To achieve this vision of a sustainable Mahindra supercar, the Indians shrewdly bought one of the world's most iconic automotive nameplates, which isn't a manufacturer: Pininfarina.
The Italian design house has to its credit some of the most distinguished car designs in history. It is a name with cachet and very skilled personnel. A quality asset that Mahindra is investing a lot of money in.
Now under Mahindra ownership, who owns 75% of the company, a rebranded subdivision has been established in Rome, called Automobili Pininfarina. The first product is expected in 2020 and it promises to be outrageous.
A 24 hr journey to Pebble Beach California and it's all worth it for this big moment in Mahindra's global automotive journey. An exclusive&private viewing for select clients&partners of Automobili Pininfarina's first ever branded, all-electric HyperCar pic.twitter.com/mp2NAJ5C1b
— anand mahindra (@anandmahindra) August 25, 2018
The prototype codename is PF-Zero and Mahindra is clearly targeting the Bugatti Chiron's performance numbers. Engineers have been set a task of achieving 1500kW of power from the 120/kWh battery packs, to achieve a 0-100kph time of less than 2 seconds, which could be nausea-inducing if repeated.
Perhaps even more impressive than those projected electric motor output and acceleration numbers is the range. PF-Zero will be built to provide a cruising endurance of 480km. No range anxiety here, if you exercise extreme accelerator pedal prudence – which in truth, is unlikely, considering PF-Zero is being marketed as a supercar.
The value of Formula E
Mahindra isn't unfamiliar with high-performance battery-powered vehicles. It fields a team in Formula E, which is unquestionably the best graduate school for acquiring insights and knowledge about battery packs and electric motors in a heavy demand environment.
If an Automobili Pininfarina design team, seconded from Turin to Rome to work independently on the PF-Zero's design, who is responsible for its engineering?

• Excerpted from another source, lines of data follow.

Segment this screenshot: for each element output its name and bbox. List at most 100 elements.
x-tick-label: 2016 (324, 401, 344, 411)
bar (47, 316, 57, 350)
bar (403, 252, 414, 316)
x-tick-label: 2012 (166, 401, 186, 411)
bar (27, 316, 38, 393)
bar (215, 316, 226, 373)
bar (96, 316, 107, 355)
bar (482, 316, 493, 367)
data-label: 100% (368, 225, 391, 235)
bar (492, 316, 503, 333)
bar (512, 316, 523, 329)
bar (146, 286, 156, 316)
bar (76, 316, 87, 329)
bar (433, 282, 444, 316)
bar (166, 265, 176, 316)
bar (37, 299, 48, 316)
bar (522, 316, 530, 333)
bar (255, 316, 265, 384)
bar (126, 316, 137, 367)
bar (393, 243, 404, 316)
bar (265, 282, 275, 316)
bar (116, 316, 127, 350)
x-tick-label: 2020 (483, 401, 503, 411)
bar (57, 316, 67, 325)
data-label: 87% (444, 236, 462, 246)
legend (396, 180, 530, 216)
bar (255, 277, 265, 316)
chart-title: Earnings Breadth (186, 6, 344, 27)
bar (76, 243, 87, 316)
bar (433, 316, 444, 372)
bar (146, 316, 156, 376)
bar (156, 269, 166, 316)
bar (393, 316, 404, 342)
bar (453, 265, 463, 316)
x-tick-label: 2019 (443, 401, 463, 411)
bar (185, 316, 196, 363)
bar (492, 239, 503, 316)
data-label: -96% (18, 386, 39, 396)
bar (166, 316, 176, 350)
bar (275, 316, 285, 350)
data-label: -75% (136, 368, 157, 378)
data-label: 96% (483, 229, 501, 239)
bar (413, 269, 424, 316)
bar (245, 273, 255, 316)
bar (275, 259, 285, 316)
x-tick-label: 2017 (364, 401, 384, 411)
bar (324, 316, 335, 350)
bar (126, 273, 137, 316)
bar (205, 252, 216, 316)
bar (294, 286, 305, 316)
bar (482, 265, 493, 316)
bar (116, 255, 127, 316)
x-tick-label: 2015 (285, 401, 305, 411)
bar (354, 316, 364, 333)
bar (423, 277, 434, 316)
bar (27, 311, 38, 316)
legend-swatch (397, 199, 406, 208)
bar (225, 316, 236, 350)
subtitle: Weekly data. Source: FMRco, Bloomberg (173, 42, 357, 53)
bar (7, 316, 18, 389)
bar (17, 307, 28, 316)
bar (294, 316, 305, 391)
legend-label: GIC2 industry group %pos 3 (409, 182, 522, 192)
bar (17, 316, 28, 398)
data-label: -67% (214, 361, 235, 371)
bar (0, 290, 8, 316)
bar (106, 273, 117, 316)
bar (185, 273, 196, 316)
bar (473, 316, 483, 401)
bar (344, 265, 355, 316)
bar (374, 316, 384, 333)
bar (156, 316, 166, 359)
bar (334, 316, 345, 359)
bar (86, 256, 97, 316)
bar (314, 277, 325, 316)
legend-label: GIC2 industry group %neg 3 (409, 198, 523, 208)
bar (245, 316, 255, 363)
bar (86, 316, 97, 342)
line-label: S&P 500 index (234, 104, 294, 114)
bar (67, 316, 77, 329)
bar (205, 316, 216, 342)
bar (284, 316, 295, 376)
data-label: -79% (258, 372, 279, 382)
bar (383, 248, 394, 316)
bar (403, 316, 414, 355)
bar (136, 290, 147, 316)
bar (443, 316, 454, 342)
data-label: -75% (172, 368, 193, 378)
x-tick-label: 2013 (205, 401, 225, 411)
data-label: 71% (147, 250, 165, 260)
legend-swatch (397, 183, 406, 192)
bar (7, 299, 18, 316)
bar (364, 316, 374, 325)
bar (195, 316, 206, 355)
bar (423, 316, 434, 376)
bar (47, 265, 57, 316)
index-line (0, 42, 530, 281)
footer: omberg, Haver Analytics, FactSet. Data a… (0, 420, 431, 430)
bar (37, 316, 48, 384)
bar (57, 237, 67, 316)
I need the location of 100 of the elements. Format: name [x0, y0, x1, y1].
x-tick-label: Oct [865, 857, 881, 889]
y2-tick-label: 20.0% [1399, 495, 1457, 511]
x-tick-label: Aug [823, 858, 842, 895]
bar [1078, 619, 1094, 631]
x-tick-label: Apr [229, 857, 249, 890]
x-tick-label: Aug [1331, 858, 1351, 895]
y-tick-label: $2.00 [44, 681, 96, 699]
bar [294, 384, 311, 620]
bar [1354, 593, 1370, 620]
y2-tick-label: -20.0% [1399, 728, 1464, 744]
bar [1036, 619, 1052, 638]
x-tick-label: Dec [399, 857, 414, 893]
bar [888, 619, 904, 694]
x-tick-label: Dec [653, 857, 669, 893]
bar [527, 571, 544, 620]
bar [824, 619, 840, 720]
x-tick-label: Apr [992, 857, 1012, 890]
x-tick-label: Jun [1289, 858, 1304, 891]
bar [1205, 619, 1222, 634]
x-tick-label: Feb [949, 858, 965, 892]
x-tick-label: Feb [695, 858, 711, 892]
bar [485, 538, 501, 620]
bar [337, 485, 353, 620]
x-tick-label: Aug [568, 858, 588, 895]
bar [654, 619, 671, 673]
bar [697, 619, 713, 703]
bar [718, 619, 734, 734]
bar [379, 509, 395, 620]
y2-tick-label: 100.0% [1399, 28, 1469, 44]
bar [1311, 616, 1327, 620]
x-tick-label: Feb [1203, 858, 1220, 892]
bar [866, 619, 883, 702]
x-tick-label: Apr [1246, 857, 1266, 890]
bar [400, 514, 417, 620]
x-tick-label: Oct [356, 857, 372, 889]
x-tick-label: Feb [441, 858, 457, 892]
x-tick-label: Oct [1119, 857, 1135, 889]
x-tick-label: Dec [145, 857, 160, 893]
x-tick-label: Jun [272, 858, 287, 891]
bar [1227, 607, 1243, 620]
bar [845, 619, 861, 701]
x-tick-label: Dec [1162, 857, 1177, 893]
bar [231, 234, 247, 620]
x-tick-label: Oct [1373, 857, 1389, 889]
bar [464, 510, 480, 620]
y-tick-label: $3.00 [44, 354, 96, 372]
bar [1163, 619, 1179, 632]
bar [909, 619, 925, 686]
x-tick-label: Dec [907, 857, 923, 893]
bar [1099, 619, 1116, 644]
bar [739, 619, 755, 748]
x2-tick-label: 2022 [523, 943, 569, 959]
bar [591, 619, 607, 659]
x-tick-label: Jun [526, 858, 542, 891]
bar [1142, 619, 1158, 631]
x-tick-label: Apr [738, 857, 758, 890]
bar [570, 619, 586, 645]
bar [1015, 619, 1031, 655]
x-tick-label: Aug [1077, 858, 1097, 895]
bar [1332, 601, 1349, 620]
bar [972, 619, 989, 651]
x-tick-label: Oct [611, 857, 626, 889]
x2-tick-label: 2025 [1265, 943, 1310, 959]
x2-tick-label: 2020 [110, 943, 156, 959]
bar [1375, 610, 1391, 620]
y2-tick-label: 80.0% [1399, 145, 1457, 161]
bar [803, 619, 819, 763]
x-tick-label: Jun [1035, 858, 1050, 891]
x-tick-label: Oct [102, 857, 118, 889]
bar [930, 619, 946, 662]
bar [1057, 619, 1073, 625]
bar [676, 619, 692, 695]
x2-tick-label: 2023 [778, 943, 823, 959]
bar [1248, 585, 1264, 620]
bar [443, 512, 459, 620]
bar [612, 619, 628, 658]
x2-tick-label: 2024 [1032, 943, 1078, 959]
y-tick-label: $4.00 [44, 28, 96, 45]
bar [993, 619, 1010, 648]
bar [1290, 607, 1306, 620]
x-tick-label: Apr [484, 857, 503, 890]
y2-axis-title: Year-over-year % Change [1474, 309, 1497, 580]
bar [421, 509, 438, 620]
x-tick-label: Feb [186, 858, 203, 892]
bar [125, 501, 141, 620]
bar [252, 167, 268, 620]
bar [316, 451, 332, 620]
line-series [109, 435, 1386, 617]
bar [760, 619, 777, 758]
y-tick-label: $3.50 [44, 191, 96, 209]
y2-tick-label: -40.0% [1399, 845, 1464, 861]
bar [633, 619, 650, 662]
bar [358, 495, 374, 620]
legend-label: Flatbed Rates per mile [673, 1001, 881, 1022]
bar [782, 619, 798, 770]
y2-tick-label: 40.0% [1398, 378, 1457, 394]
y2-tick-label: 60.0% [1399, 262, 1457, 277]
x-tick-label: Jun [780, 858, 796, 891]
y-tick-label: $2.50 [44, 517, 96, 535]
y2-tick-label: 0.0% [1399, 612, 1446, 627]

Pininfarina SpA's customer "Automobili Pininfarina", a company fully owned by Mahindra&Mahindra, has revealed the first photo of the electric, luxury hypercar codenamed PF0, designed by the #Pininfarina SpA Design Studio in Cambiano, Turin pic.twitter.com/fSG6tUxDCB
— Pininfarina (@PininfarinaSpA) August 29, 2018
In the wake of Tesla's global relevance, a great many battery car start-ups have used extreme power output claims and outlandish prototypes to attach attention. Despite few workable prototypes evolving from the show-and-display cars.
The most famous of these is the Croatian electric hypercar brand, Rimac, which has actually managed to produce workable battery powered supercars.
A technical partnership has been agreed to between Rimac and Pininfarina, effectively confirming that PF-Zero will ride on the Croatian company's Concept Two platform and likely use its 1427kW drive system too.
Everyone wins?
Is Automobili Pininfarina a rare instance where everyone wins? It would appear to be the case. Pininfarina was rescued from bankruptcy by Mahindra.
The Italian design house being liquidated would have been a tragedy for the global automotive industry, wasting an immense pool of talented resources.
For Mahindra, it's an opportunity to acquire market share in the rarefied segments where it realises an Indian brand-named car could never compete against Europeans.
Only 150 PF-Zeros will be assembled and they will surely establish Automobili Pininfarina as a serious luxury/supercar brand, gifting Mahindra a nameplate it can leverage for larger sedans and SUVs in future.
But the biggest winner? It must be Rimac, who have signed a R1.2bn supply contact to equip those PF-Zeros with a drive system. That's great income, with minimal risk, allowing the ambitious Croatian supercar upstart to grow, without overextending itself.